What is extrinsic Motivation?
Extrinsic motivation is the term for motivation that emanates from outside your own. The inspiring factors are outside, or external, rewards like cash or grades. These types of incentives offer satisfaction and delight that the particular task itself might not provide.
An extrinsically inspired individual works on a project even when they may have little affinity for it as a result of expected fulfillment they are going to get through some compensation. The reward is something as modest like a smiley face to something significant like recognition or fortune. For instance, an extrinsically motivated individual that dislikes numbers might strive on a mathematics formula because would like the prize for doing it. With regards to a student, the incentive has to be good grade for an assignment as well as in the class.
Is it a good drive?
External motivation does not necessarily mean, however, that the person won’t obtain any satisfaction from doing or finishing an activity.

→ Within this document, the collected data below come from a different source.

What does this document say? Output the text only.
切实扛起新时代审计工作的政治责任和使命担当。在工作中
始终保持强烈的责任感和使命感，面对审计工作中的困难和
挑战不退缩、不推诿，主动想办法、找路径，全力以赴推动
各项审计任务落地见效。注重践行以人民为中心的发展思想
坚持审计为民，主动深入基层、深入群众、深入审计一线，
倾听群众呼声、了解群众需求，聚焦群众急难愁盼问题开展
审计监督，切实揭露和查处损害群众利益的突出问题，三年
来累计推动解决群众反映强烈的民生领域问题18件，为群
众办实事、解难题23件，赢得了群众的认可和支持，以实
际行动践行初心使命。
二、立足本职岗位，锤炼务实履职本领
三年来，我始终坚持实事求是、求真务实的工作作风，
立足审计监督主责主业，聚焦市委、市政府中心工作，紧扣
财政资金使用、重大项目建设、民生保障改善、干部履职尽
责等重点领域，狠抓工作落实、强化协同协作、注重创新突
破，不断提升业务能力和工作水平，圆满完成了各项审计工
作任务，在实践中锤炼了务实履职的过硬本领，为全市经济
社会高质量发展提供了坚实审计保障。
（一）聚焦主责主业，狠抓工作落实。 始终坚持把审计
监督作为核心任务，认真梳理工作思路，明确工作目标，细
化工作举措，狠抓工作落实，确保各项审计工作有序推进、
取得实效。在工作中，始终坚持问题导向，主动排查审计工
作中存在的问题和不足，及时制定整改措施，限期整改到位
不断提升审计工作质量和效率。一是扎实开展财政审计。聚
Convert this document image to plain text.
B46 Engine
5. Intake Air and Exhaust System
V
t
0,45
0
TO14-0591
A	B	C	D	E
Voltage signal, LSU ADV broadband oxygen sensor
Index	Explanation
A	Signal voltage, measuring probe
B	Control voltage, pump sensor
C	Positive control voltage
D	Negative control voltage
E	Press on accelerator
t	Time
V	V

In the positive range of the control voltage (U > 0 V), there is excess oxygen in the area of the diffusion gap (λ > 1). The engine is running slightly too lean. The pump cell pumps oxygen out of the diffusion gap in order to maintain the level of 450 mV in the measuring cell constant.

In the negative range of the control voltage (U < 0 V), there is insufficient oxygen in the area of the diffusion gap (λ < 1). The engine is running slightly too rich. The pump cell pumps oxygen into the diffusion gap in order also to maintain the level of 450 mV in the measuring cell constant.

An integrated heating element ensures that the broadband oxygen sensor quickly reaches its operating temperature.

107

It simply implies that the satisfaction they assume from several external rewards will still be a motivator regardless if the job to be carried out contains minimum interest. An extrinsically enthusiastic student, for instance, may detest a project, could find it uninteresting, or might have no interest within the subject, yet the potential for an excellent grade will probably be enough to hold a student motivated to ensure them to set on the effort to perform effectively on the activity.
External motivation is once you are stimulated by outside factors, rather than the inner drivers of innate motivation. Extrinsic determination drives you to accomplish things for real rewards or challenges, instead of the enjoyment of it.